Estates and technology infrastructure teams will need to work closer than ever before in creating the foundation. Before this can happen, we need to stop thinking about the hospital as a single monolithic entity. We need to break it down. In 2017-18, there were 119.4 million outpatient appointments in the English NHS, of which patients attended 93.5 million. These outpatient appointments account for the largest contact with patients in a hospital environment. This day time-based activity is a far cry from the 24/7/365 of hospital TV dramas.


The estate will need to be segmented and classified, with the appropriate type of reliance and solution design based hospital activity, like theatres and intensive care, will need to be separated from the rest of the estate and hardened. The growing cybersecurity threat against critical infrastructure may mean less about innovation and more around competency in terms of protecting essential plant and equipment. The physical and digital security layers will need to come together. It’s here that the government can support and prioritise.


The emergence of edge computing combined with the maturity of healthcare cloud services will assist this as they eat away at traditional hospital computer data centres, which are no more than computer rooms at the best of times.
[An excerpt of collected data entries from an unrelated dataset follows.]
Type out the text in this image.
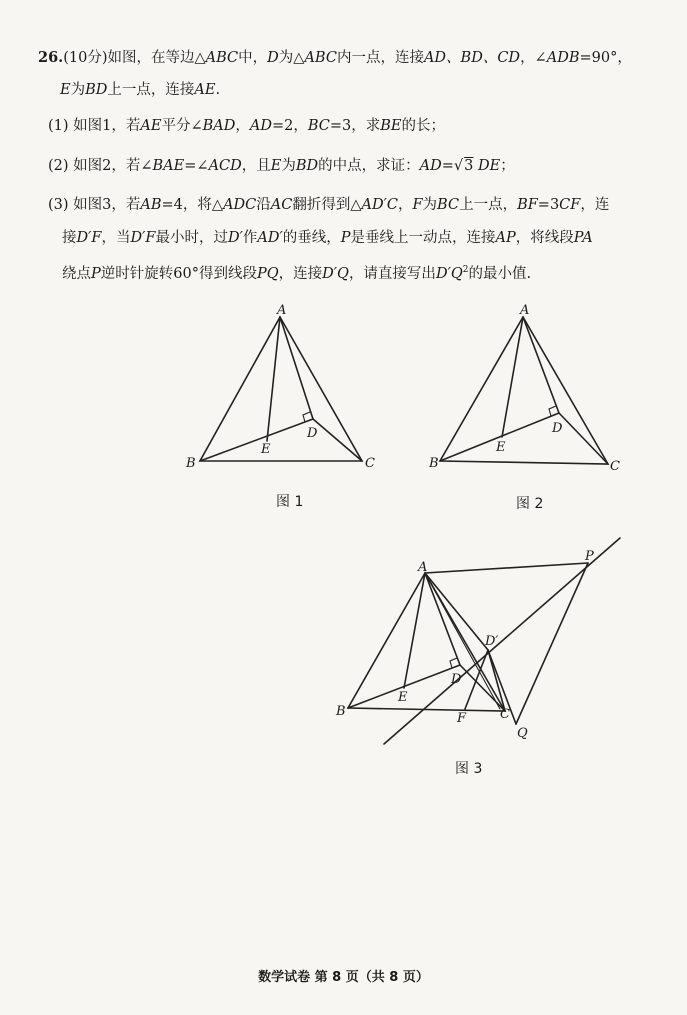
26.(10分)如图，在等边△ABC中，D为△ABC内一点，连接AD、BD、CD，∠ADB=90°，
E为BD上一点，连接AE.
(1) 如图1，若AE平分∠BAD，AD=2，BC=3，求BE的长；
(2) 如图2，若∠BAE=∠ACD，且E为BD的中点，求证：AD=√3 DE；
(3) 如图3，若AB=4，将△ADC沿AC翻折得到△AD′C，F为BC上一点，BF=3CF，连
接D′F，当D′F最小时，过D′作AD′的垂线，P是垂线上一动点，连接AP，将线段PA
绕点P逆时针旋转60°得到线段PQ，连接D′Q，请直接写出$D'Q^2$的最小值.
A
B	C
D
E
A
B	C
D
E
A
B	C
D
E
F
P
Q
D′
图 1	图 2
图 3
数学试卷 第 8 页（共 8 页）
Here, localised digital cached services can be distributed, making hospital wings self-reliant.


To achieve this, the estate will need to become smarter. Buildings will have to be designed to capture the data that is generated within them; generating insights from the infrastructure and access controls will not only improve their efficiency and security but will also facilitate benchmarking against other provider buildings. The standardisation of the data that estates return to government statistical bodies will need to adjust to capture the complexity of this data. This will improve the overall strategic planning.
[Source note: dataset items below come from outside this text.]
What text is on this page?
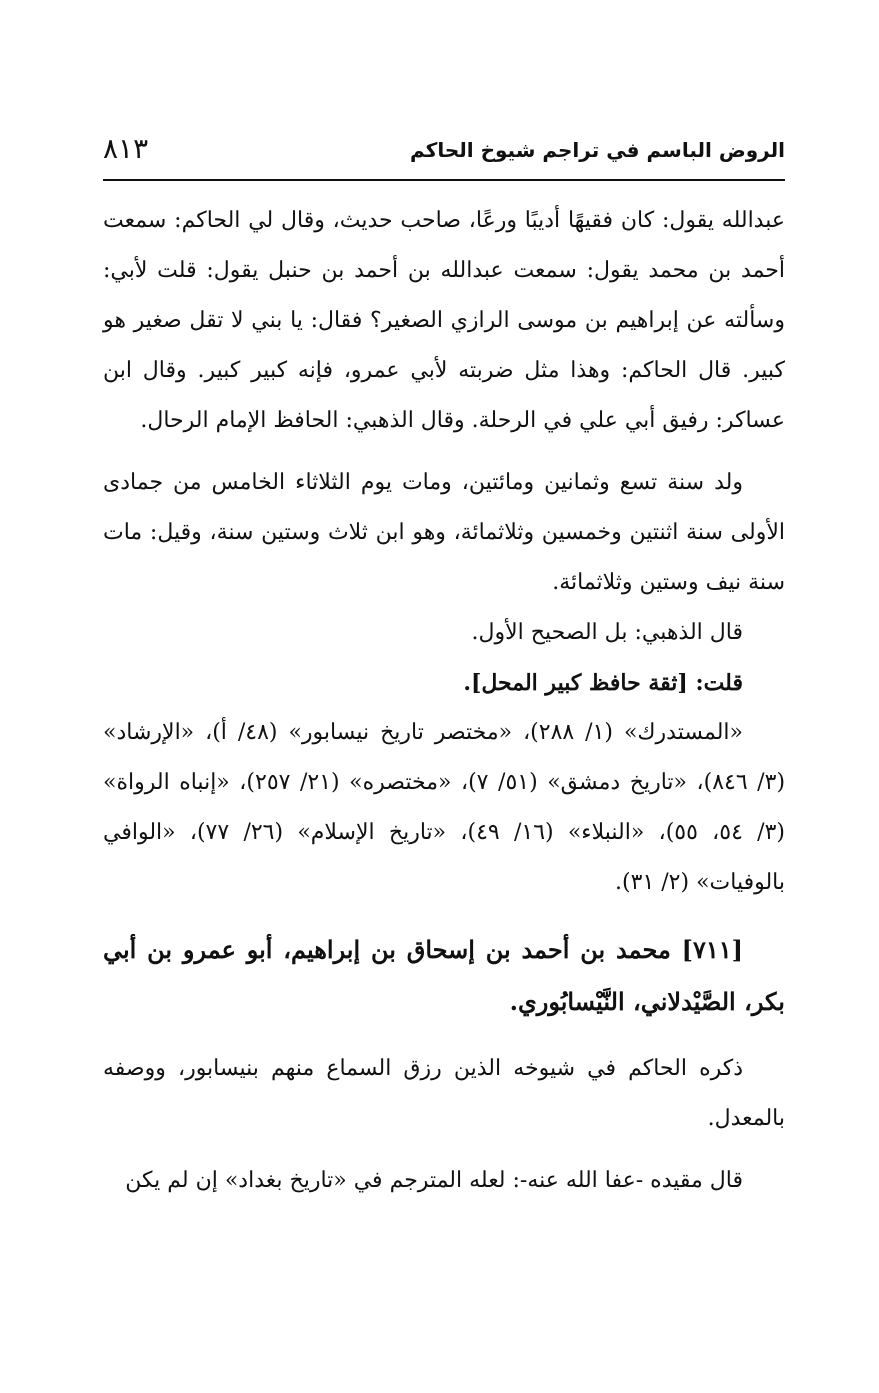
الروض الباسم في تراجم شيوخ الحاكم
٨١٣

عبدالله يقول: كان فقيهًا أديبًا ورعًا، صاحب حديث، وقال لي الحاكم: سمعت أحمد بن محمد يقول: سمعت عبدالله بن أحمد بن حنبل يقول: قلت لأبي: وسألته عن إبراهيم بن موسى الرازي الصغير؟ فقال: يا بني لا تقل صغير هو كبير. قال الحاكم: وهذا مثل ضربته لأبي عمرو، فإنه كبير كبير. وقال ابن عساكر: رفيق أبي علي في الرحلة. وقال الذهبي: الحافظ الإمام الرحال.

ولد سنة تسع وثمانين ومائتين، ومات يوم الثلاثاء الخامس من جمادى الأولى سنة اثنتين وخمسين وثلاثمائة، وهو ابن ثلاث وستين سنة، وقيل: مات سنة نيف وستين وثلاثمائة.

قال الذهبي: بل الصحيح الأول.

قلت: [ثقة حافظ كبير المحل].

«المستدرك» (١/ ٢٨٨)، «مختصر تاريخ نيسابور» (٤٨/ أ)، «الإرشاد» (٣/ ٨٤٦)، «تاريخ دمشق» (٥١/ ٧)، «مختصره» (٢١/ ٢٥٧)، «إنباه الرواة» (٣/ ٥٤، ٥٥)، «النبلاء» (١٦/ ٤٩)، «تاريخ الإسلام» (٢٦/ ٧٧)، «الوافي بالوفيات» (٢/ ٣١).

[٧١١] محمد بن أحمد بن إسحاق بن إبراهيم، أبو عمرو بن أبي بكر، الصَّيْدلاني، النَّيْسابُوري.

ذكره الحاكم في شيوخه الذين رزق السماع منهم بنيسابور، ووصفه بالمعدل.

قال مقيده -عفا الله عنه-: لعله المترجم في «تاريخ بغداد» إن لم يكن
The buildings will also need to be sensitive to the core business of patient care and the environment


Sensors will need to become more prevalent. Enterprise resource planning will need Building Management Systems to interoperate with Electronic Patient Records to map resources to an activity, porter to a patient, and security to an incident in real-time. At a more granular level, smart metering will improve the visibility of hidden utility costs. Tracking footfall and office-space utilisation will allow planners to reprovision multifunctional spaces and decommission spaces to reflect changes in services.


A wireless first approach will need to be taken as the demand for monitoring will not just be for in-house-type services. As specialist critical care equipment becomes more available and sophisticated, providers will want to maximise the utilisation of the equipment, and suppliers will want to wrap in value add service support. Run time for equipment, as opposed to service years, like the airline engine industry, will become the new life expectancy. The ability to capture and monitor this information remotely will be the enabler for this shift.
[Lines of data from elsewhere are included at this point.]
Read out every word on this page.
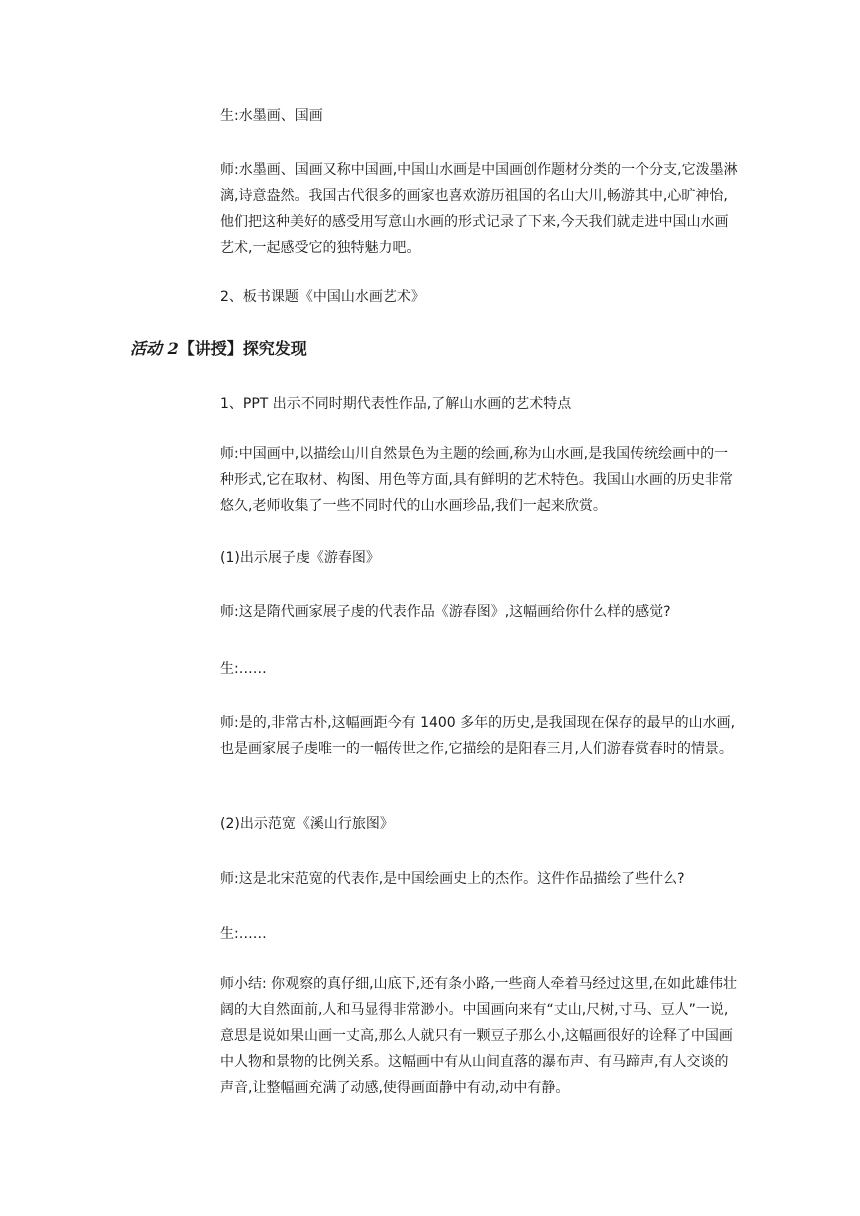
生:水墨画、国画

师:水墨画、国画又称中国画,中国山水画是中国画创作题材分类的一个分支,它泼墨淋漓,诗意盎然。我国古代很多的画家也喜欢游历祖国的名山大川,畅游其中,心旷神怡,他们把这种美好的感受用写意山水画的形式记录了下来,今天我们就走进中国山水画艺术,一起感受它的独特魅力吧。

2、板书课题《中国山水画艺术》

活动 2【讲授】探究发现

1、PPT 出示不同时期代表性作品,了解山水画的艺术特点

师:中国画中,以描绘山川自然景色为主题的绘画,称为山水画,是我国传统绘画中的一种形式,它在取材、构图、用色等方面,具有鲜明的艺术特色。我国山水画的历史非常悠久,老师收集了一些不同时代的山水画珍品,我们一起来欣赏。

(1)出示展子虔《游春图》

师:这是隋代画家展子虔的代表作品《游春图》,这幅画给你什么样的感觉?

生:……

师:是的,非常古朴,这幅画距今有 1400 多年的历史,是我国现在保存的最早的山水画,也是画家展子虔唯一的一幅传世之作,它描绘的是阳春三月,人们游春赏春时的情景。

(2)出示范宽《溪山行旅图》

师:这是北宋范宽的代表作,是中国绘画史上的杰作。这件作品描绘了些什么?

生:……

师小结: 你观察的真仔细,山底下,还有条小路,一些商人牵着马经过这里,在如此雄伟壮阔的大自然面前,人和马显得非常渺小。中国画向来有“丈山,尺树,寸马、豆人”一说,意思是说如果山画一丈高,那么人就只有一颗豆子那么小,这幅画很好的诠释了中国画中人物和景物的比例关系。这幅画中有从山间直落的瀑布声、有马蹄声,有人交谈的声音,让整幅画充满了动感,使得画面静中有动,动中有静。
It’s in the other areas like outpatients and community-based provisions where the opportunities for better utilisation lay, especially in urban environments. It’s here that space will have more potential to be multi-purpose and utilised by multiple providers. The trend here will be for the planner to look at using existing space for outpatient-type activity. Even in smaller towns, this space will be owned and managed by multiple agencies; therefore, the technologist will need to work on the principle that they will need to provide secure access to services over infrastructure they don’t own or trust. Services should need IP connectivity, with access control provided above the network layer, and be able to cater for a range of connectivity types.


Smart, however, will not be enough. The buildings will also need to be sensitive to the core business of patient care and the environment. Lighting and unwanted sound interrupting with the patient recovery process should be reduced. The mentioned technology and estates will need to come together as part of a broader plan. Engaging patients will also need to be a priority to ensure changes meet their needs, all contributing to a people-friendly estate.